Low impact adalah adalah usaha yang tedampak covid dimana omsetnya
turun kurang dari 10%. Beberapa usaha yang terkena low impact adalah e-commerce,
pembangkit listrik, alat kesehatan, makanan pokok, distributor/retailer essential goods, cigarette/perusahaan
rokok, dan IT/perusahaan komunikasi.
Ada
dua dampak covid terhadap sektor usaha yaitu positif dan negatif atau dapat
disebut potential losers dan potential winners. Sektor usaha yang
menjadi potential winners atau terdampak positif covid
diantaranya adalah tekstil, kimia, farmasi,alat kesehatan, makanan, minuman,
elekronik, jasa telekomunikasi, dan jasa logistik. Sektor usaha yang menjadi potential losers atau terdampak negatif
covid diantaranya adalah pariwisata, konstruksi, transportasi baik darat,
udara, maupun laut, pertambangan, keuangan, otomatif. Adapun sektor pertanian
dan UMKM menduduki dua posisi sekaligus yaitu potential losers dan potential
winners.
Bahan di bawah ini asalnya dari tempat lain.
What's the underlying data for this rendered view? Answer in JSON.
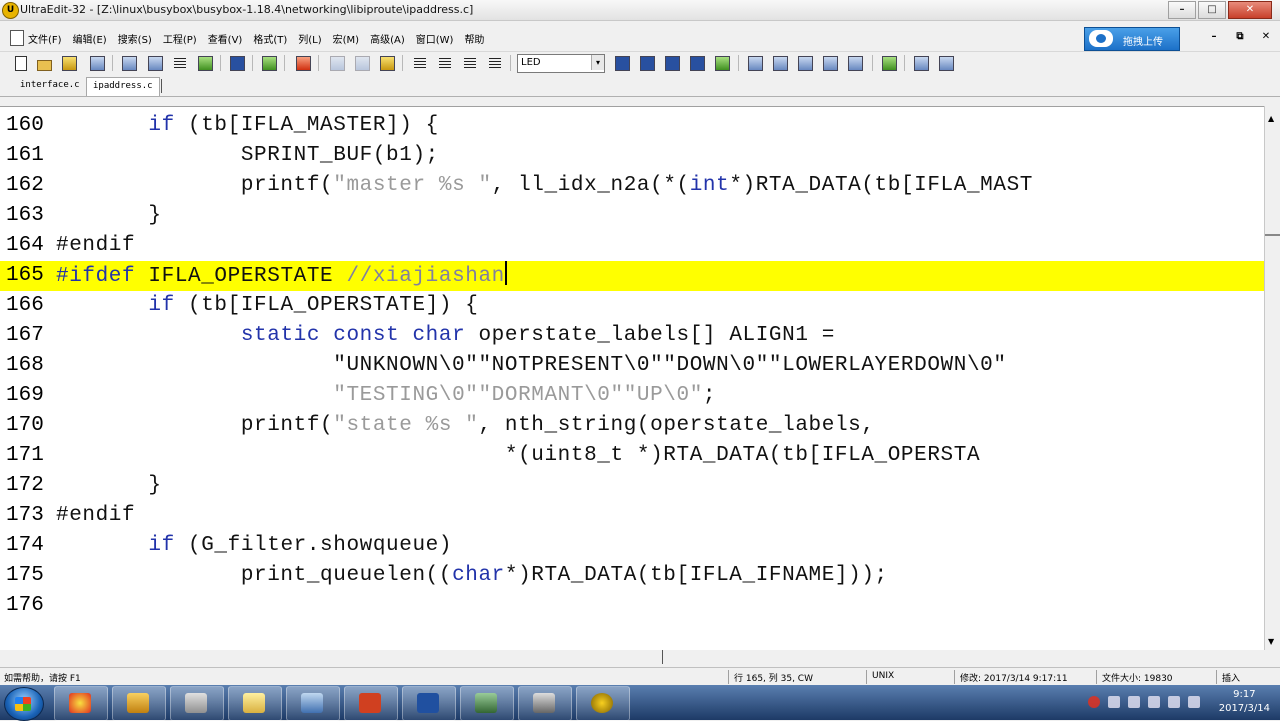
{
  "window": {
    "title": "UltraEdit-32 - [Z:\\linux\\busybox\\busybox-1.18.4\\networking\\libiproute\\ipaddress.c]",
    "app_icon_text": "U",
    "min_label": "–",
    "max_label": "□",
    "close_label": "✕"
  },
  "menubar": {
    "items": [
      "文件(F)",
      "编辑(E)",
      "搜索(S)",
      "工程(P)",
      "查看(V)",
      "格式(T)",
      "列(L)",
      "宏(M)",
      "高级(A)",
      "窗口(W)",
      "帮助"
    ],
    "cloud_button": "拖拽上传",
    "mdi_min": "–",
    "mdi_restore": "⧉",
    "mdi_close": "✕"
  },
  "toolbar": {
    "font_value": "LED",
    "font_arrow": "▾"
  },
  "tabs": [
    "interface.c",
    "ipaddress.c"
  ],
  "editor": {
    "lines": [
      {
        "no": "160",
        "code": "       if (tb[IFLA_MASTER]) {"
      },
      {
        "no": "161",
        "code": "              SPRINT_BUF(b1);"
      },
      {
        "no": "162",
        "code": "              printf(\"master %s \", ll_idx_n2a(*(int*)RTA_DATA(tb[IFLA_MAST"
      },
      {
        "no": "163",
        "code": "       }"
      },
      {
        "no": "164",
        "code": "#endif"
      },
      {
        "no": "165",
        "code": "#ifdef IFLA_OPERSTATE //xiajiashan"
      },
      {
        "no": "166",
        "code": "       if (tb[IFLA_OPERSTATE]) {"
      },
      {
        "no": "167",
        "code": "              static const char operstate_labels[] ALIGN1 ="
      },
      {
        "no": "168",
        "code": "                     \"UNKNOWN\\0\"\"NOTPRESENT\\0\"\"DOWN\\0\"\"LOWERLAYERDOWN\\0\""
      },
      {
        "no": "169",
        "code": "                     \"TESTING\\0\"\"DORMANT\\0\"\"UP\\0\";"
      },
      {
        "no": "170",
        "code": "              printf(\"state %s \", nth_string(operstate_labels,"
      },
      {
        "no": "171",
        "code": "                                  *(uint8_t *)RTA_DATA(tb[IFLA_OPERSTA"
      },
      {
        "no": "172",
        "code": "       }"
      },
      {
        "no": "173",
        "code": "#endif"
      },
      {
        "no": "174",
        "code": "       if (G_filter.showqueue)"
      },
      {
        "no": "175",
        "code": "              print_queuelen((char*)RTA_DATA(tb[IFLA_IFNAME]));"
      },
      {
        "no": "176",
        "code": ""
      }
    ],
    "highlight_line": "165",
    "colors": {
      "highlight": "#ffff00",
      "keyword": "#2233aa",
      "string": "#9a9a9a"
    }
  },
  "statusbar": {
    "help": "如需帮助，请按 F1",
    "position": "行 165, 列 35, CW",
    "line_ending": "UNIX",
    "modified": "修改: 2017/3/14 9:17:11",
    "filesize": "文件大小: 19830",
    "mode": "插入"
  },
  "taskbar": {
    "time": "9:17",
    "date": "2017/3/14",
    "apps": [
      "ppt-icon",
      "word-icon",
      "ultraedit-icon"
    ]
  }
}
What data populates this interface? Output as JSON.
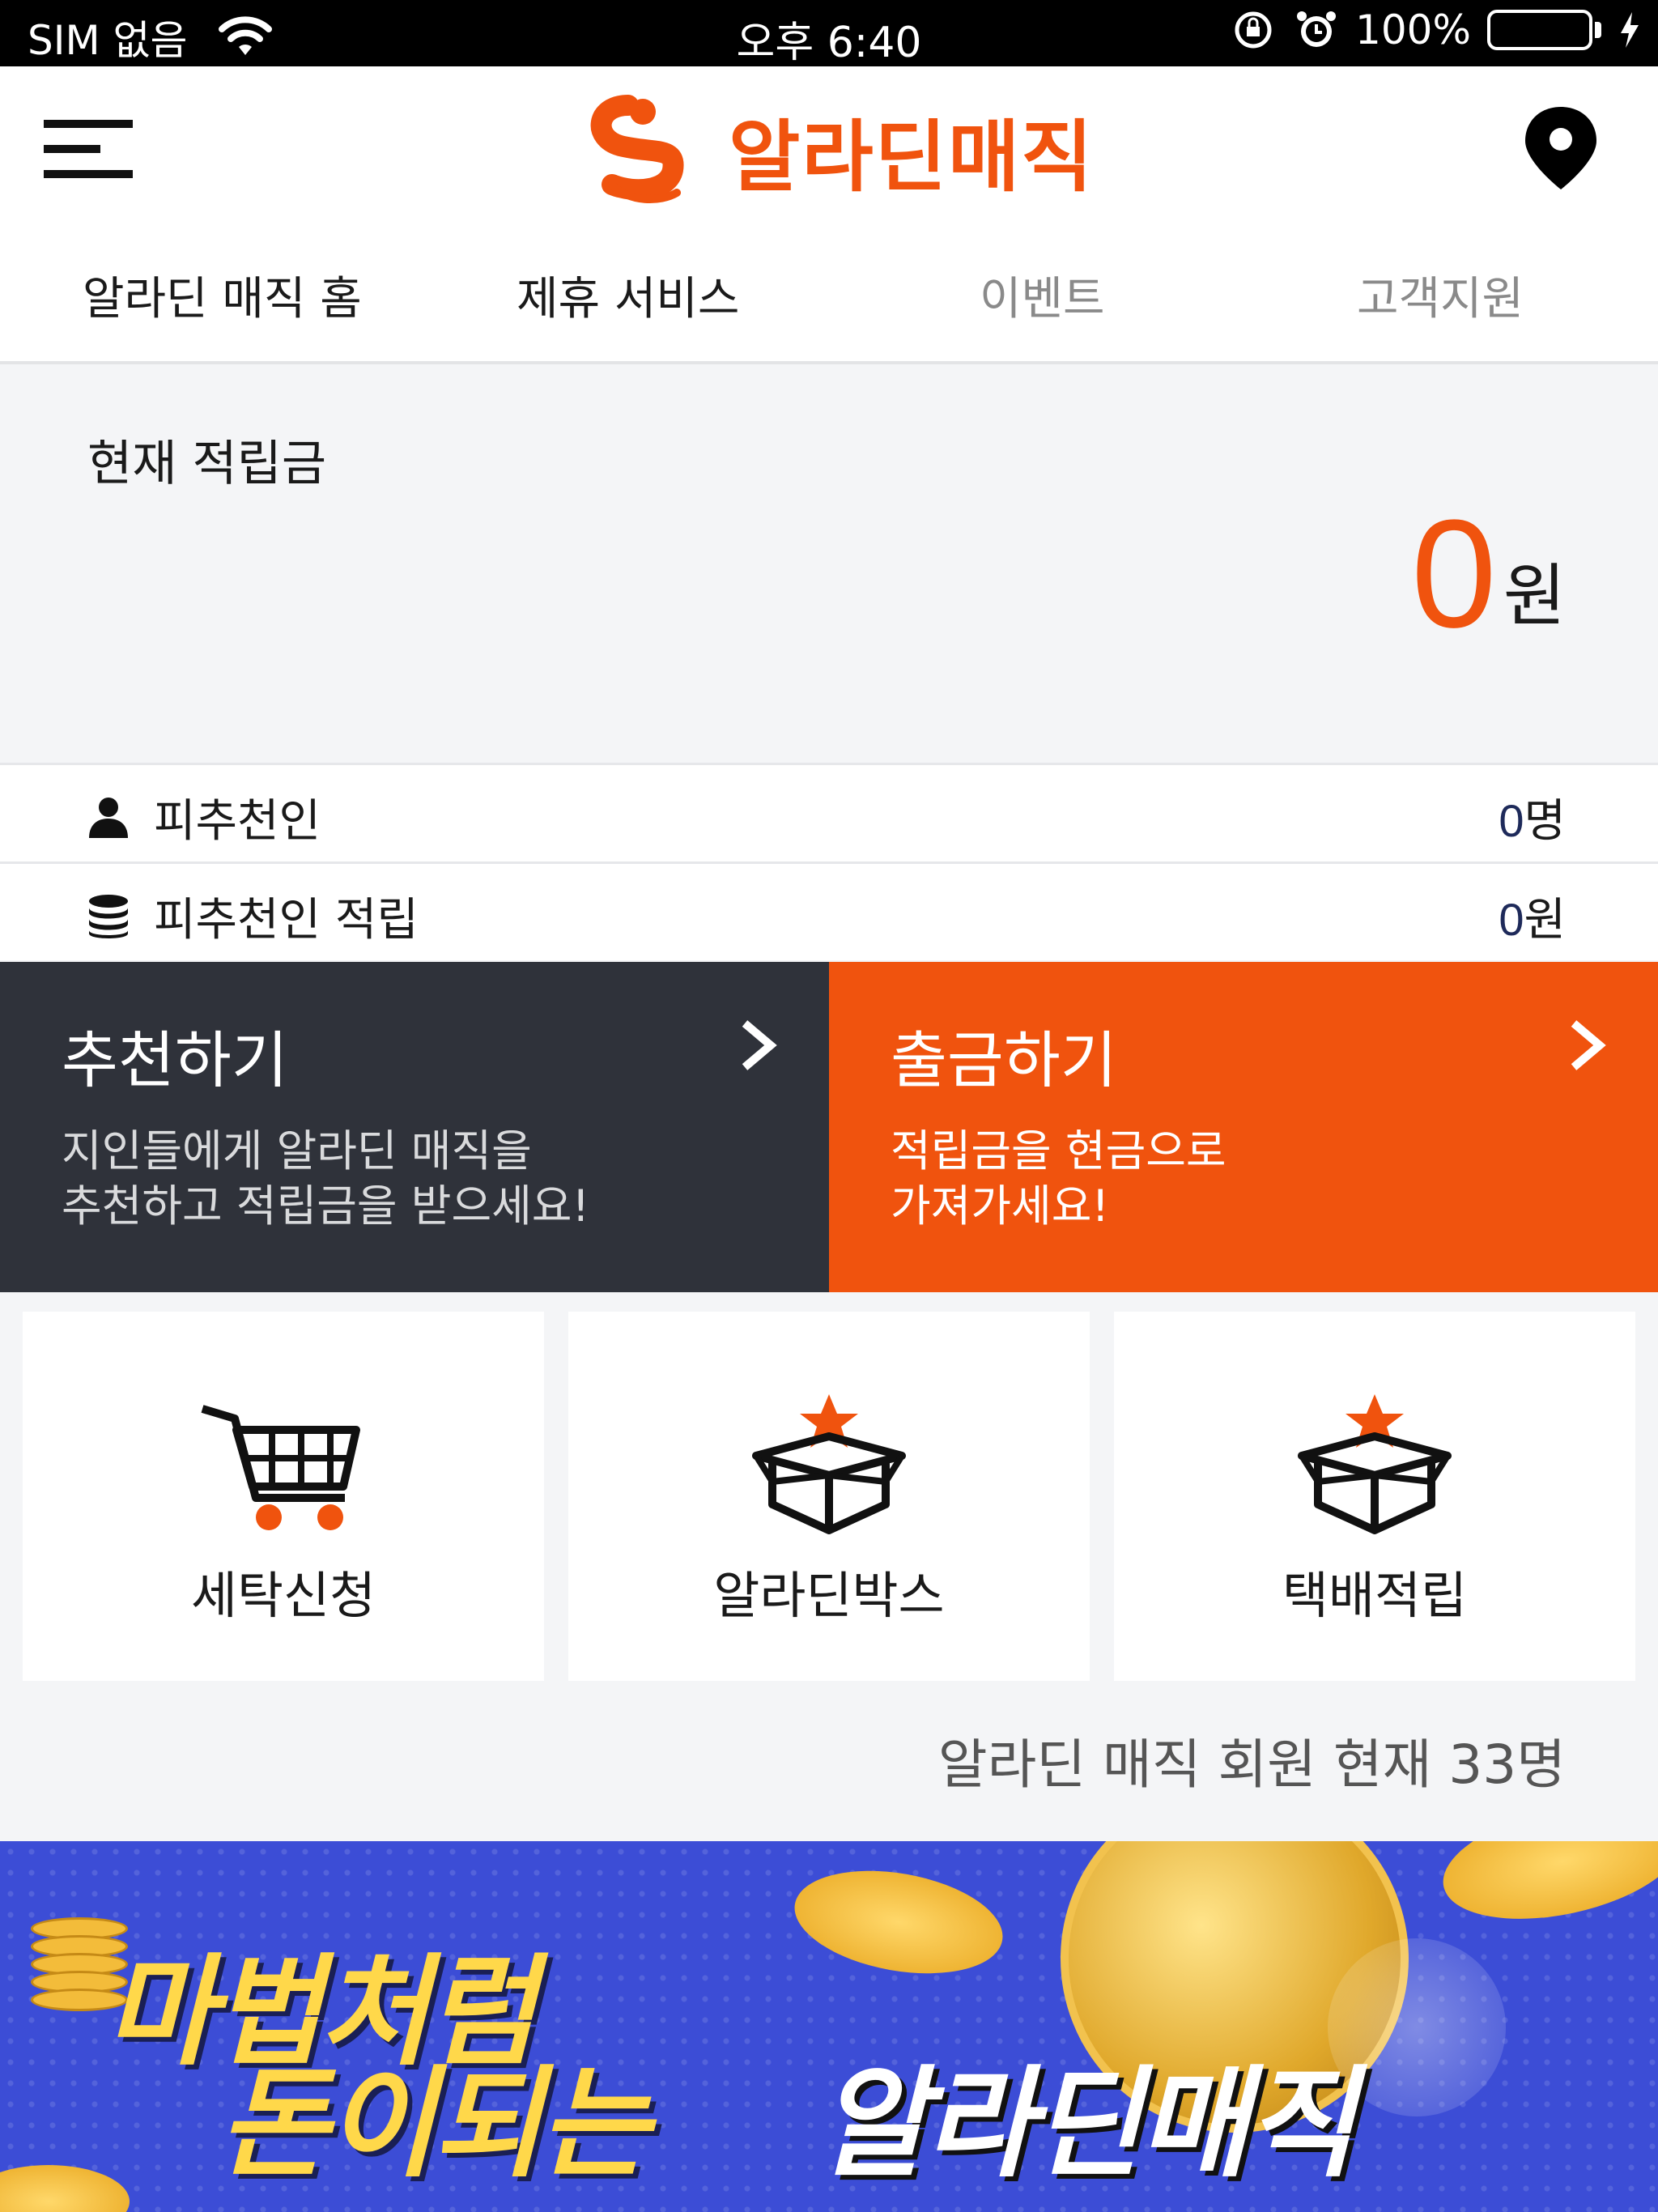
{
  "status_bar": {
    "carrier": "SIM 없음",
    "time": "오후 6:40",
    "battery": "100%",
    "battery_color": "#4cd964"
  },
  "header": {
    "app_name": "알라딘매직",
    "brand_color": "#f0530e",
    "menu_icon": "hamburger-icon",
    "location_icon": "map-pin-icon"
  },
  "tabs": [
    {
      "label": "알라딘 매직 홈",
      "active": true
    },
    {
      "label": "제휴 서비스",
      "active": true
    },
    {
      "label": "이벤트",
      "active": false
    },
    {
      "label": "고객지원",
      "active": false
    }
  ],
  "balance": {
    "label": "현재 적립금",
    "amount": "0",
    "unit": "원"
  },
  "stats": [
    {
      "icon": "person-icon",
      "label": "피추천인",
      "value": "0",
      "unit": "명"
    },
    {
      "icon": "coins-stack-icon",
      "label": "피추천인 적립",
      "value": "0",
      "unit": "원"
    }
  ],
  "actions": [
    {
      "title": "추천하기",
      "desc_line1": "지인들에게 알라딘 매직을",
      "desc_line2": "추천하고 적립금을 받으세요!",
      "color": "#2f323a"
    },
    {
      "title": "출금하기",
      "desc_line1": "적립금을 현금으로",
      "desc_line2": "가져가세요!",
      "color": "#f0530e"
    }
  ],
  "tiles": [
    {
      "icon": "shopping-cart-icon",
      "label": "세탁신청"
    },
    {
      "icon": "star-box-icon",
      "label": "알라딘박스"
    },
    {
      "icon": "star-box-icon",
      "label": "택배적립"
    }
  ],
  "members_text": "알라딘 매직 회원 현재 33명",
  "banner": {
    "line1": "마법처럼",
    "line2": "돈이되는",
    "line3": "알라딘매직"
  }
}
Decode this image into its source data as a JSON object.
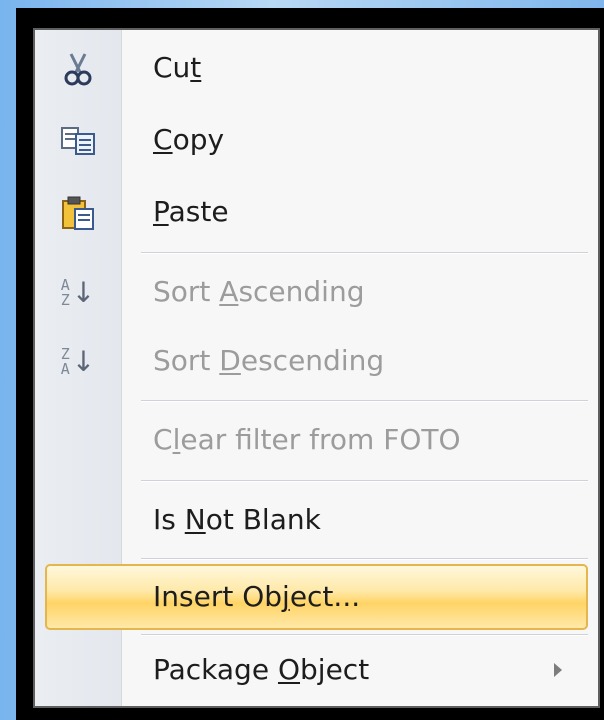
{
  "menu": {
    "items": [
      {
        "label_pre": "Cu",
        "label_ul": "t",
        "label_post": "",
        "icon": "scissors-icon",
        "enabled": true
      },
      {
        "label_pre": "",
        "label_ul": "C",
        "label_post": "opy",
        "icon": "copy-icon",
        "enabled": true
      },
      {
        "label_pre": "",
        "label_ul": "P",
        "label_post": "aste",
        "icon": "paste-icon",
        "enabled": true
      },
      {
        "label_pre": "Sort ",
        "label_ul": "A",
        "label_post": "scending",
        "icon": "sort-ascending-icon",
        "enabled": false
      },
      {
        "label_pre": "Sort ",
        "label_ul": "D",
        "label_post": "escending",
        "icon": "sort-descending-icon",
        "enabled": false
      },
      {
        "label_pre": "C",
        "label_ul": "l",
        "label_post": "ear filter from FOTO",
        "icon": "",
        "enabled": false
      },
      {
        "label_pre": "Is ",
        "label_ul": "N",
        "label_post": "ot Blank",
        "icon": "",
        "enabled": true
      },
      {
        "label_pre": "Insert Ob",
        "label_ul": "j",
        "label_post": "ect...",
        "icon": "",
        "enabled": true,
        "selected": true
      },
      {
        "label_pre": "Package ",
        "label_ul": "O",
        "label_post": "bject",
        "icon": "",
        "enabled": true,
        "has_submenu": true
      }
    ],
    "sort_icons": {
      "ascending_top": "A",
      "ascending_bottom": "Z",
      "descending_top": "Z",
      "descending_bottom": "A",
      "arrow": "↓"
    },
    "colors": {
      "highlight": "#ffd466",
      "highlight_border": "#e5b64d",
      "disabled_text": "#9c9c9c",
      "text": "#1d1d1d"
    }
  }
}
Pertanian dan UMKM akan menjadi potential winners apabila
segera beradaptasi dan menyusun strategi sehingga dapat menyesuaikan kondisi di
tengah pandemi. Namun, pertanian dan UMKM juga bisa menjadi potential losers apabila tidak responsif terhadap kondisi di masa pandemi.
Otoritas
Jasa Keuangan (OJK) menjawab keresahan para nasabah yang terdampak covid-19
dengan mengeluarkan POJK No.11/POJK.03/2020 tentang stimulus perekonomian
Nasional. Isi dari POJK No. 11 Tahun 2020 yaitu mengenai restukturisasi kredit/pembiayaan. Program
restrukturisasi ini diberikan dalam bentuk penundaan atau keringanan pembayaram
angsuran dengan jangka waktu maksimal 1 tahun. Ada beberapa sistematika
restrukturisasi, diantaranya adalah:
1)
Penurunan suku bunga
2)
Perpanjangan jangka waktu
3)
Pengurangan tunggakan pokok
4)
Pengurangan tunggakan bunga
5)
Penambahan fasilitas kredit/pembiayaan
6)
Konversi kredit/pembiayaan menjadi penyertaan modal
sementara
Melalui
restrukturisasi, yang dulunya mempertimbangkan tiga pilar, kini hanya
mempertimbangkan satu pilar yaitu ketepatan waktu pembayaran. Misalkan terjadi
keterlambatan angsuran oleh nasabah, maka nasabah tersebut hanya dinilai masuk
pada kolektabilitas satu. Hal ini memberikan dampak baik bagi nasabah dan
perbankan. Dampak baik yang dirasakan nasabah adalah terjaganya nama baik
nasabah sehingga ketika di masa selanjutnya dia membutuhkan pembiayaan dari
bank lagi, maka bank tersebut akan dengan mudah memberikan pembiayaan. Dampak
baik bagi perbankan adalah tidak membentuk CKPN (Cadangan Kerugian Penurunan
Nilai).
Restrukturisasi
adalah suatu upaya yang dilakukan oleh Bank dalam rangka membantu nasabah
supaya dapat menyelesaikan kewajiban hutangnya. Restrukturisasi dilakukan
berdasarkan QS. Al Baqarah ayat 280 yang artinya:
“Dan jika (orang yang berhutang itu) dalam kesukaran,
maka berilah tangguh sampai dia berkelapangan. Dan menyedekahkan (sebagian atau
semua utang) itu, lebih baik bagimu, jika kamu mengetahui.”
Adapun
tujuan dilakukanya restrukturisasi adalah untuk memenuhi kewajiban pembayaran
angsuran pembiayaan, meningkatkan stabilitas sistem keuangan sehingga dapat
mempengaruhi pertumbuhan ekonomi, dan menyelamatkan pembiayaan bagi nasabah
yang terkena dampak penyebaran covid-19. Restrukturisasi pembiayaan juga wajib
memenuhi prinsip kehati-hatian. Dalam restrukturisasi Bank tidak boleh melakukannya
jika bertujuan untuk memperbaiki kualitas pembayaran atau untuk menghindari
peningkatan pembentukan PPA (Penyisihan Penghapusan Aktiva). Dalam rangka
penerapan prinsip kehati-hatian, perbaikan kualitas atas pembiayaan yang
direstrukturisasi akan dilaksanakan setelah nasabah memenuhi kewajiban
pembayaran angsuran pokok atau bagi hasil/ujrah dalam jangka waktu tertentu.
Restrukturisasi
yang dilakukan oleh Bank biasanya dalam bentuk:
1.
Penjadwalan kembali (rescheduling), yaitu perubahan jadwal pembayaran kewajiban nasabah
atau jangka waktunya.
2.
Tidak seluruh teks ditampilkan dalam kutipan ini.